In the shop below I found Mr. F. and returned the fifty cents he had advanced me. He seemed surprised at this.
"I'm sorry," he said, in his gentle voice, "that we couldn't arrange things."
"I'm sorry, too," I said. But I dared not add a word against Frances. She had terrorized me like the rest, and though I knew I never would see her again, her pale, lifeless mask haunted me. I remembered a remark the German woman had made when Frances dismissed the Polish girl: "People ought to make it easy, and not hard, for others to earn a living."
At the end of this somewhat agitating day I returned to my tenement lodgings as to a haven of rest. There was one other lodger besides myself: she was studying music on borrowed money at four dollars a lesson. Obviously she was a victim to luxury in the same degree as the young women with whom I had lunched at the bakery.

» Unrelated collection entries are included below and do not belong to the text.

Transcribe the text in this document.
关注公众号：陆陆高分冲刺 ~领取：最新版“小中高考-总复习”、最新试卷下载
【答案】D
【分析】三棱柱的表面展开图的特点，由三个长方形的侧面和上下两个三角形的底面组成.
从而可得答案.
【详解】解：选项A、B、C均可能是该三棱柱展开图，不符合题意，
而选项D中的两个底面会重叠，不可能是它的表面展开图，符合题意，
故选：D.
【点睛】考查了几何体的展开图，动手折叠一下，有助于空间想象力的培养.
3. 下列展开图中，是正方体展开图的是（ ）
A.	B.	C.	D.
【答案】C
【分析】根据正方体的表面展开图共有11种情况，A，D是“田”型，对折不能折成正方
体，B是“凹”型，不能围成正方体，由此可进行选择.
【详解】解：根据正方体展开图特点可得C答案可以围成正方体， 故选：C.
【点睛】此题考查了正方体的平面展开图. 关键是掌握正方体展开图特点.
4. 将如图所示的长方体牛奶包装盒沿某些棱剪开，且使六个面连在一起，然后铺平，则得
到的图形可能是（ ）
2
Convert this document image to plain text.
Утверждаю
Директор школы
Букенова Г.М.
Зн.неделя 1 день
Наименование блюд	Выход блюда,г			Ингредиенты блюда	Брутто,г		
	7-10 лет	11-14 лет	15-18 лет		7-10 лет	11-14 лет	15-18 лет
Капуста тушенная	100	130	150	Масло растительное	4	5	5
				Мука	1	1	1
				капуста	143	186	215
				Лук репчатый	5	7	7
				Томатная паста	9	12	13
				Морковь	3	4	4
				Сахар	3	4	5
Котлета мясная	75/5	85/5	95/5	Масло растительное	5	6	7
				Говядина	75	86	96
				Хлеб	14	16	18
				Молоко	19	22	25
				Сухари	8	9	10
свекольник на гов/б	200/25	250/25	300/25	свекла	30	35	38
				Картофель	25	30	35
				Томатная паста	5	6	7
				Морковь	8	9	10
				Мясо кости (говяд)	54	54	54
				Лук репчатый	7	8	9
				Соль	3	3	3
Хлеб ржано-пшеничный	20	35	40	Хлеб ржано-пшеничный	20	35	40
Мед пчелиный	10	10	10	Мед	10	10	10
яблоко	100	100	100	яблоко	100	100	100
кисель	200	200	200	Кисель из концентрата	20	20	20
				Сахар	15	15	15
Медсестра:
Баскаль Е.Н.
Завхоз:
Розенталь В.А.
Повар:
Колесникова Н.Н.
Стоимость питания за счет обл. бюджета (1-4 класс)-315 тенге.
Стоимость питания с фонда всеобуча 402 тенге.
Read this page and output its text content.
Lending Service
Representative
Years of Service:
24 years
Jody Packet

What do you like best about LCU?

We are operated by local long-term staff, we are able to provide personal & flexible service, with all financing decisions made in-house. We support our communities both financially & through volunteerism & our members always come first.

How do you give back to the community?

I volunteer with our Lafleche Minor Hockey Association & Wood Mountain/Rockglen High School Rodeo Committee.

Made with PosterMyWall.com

Nothing that a rich society girl might have had been left out of her wardrobe, and borrowed money seemed as good as any for making a splurge.
Miss Arnold was something of a snob, intellectual and otherwise. It was evident from my wretched clothes and poor grammar that I was not accustomed to ladies of her type, but, far from
sparing me, she humiliated me with all sorts of questions.
"I'm tired of taffeta jackets, aren't you?" she would ask, apropos of my flimsy ulster. "I had taffeta last year, with velvet and satin this winter; but I don't know what I'll get yet this summer."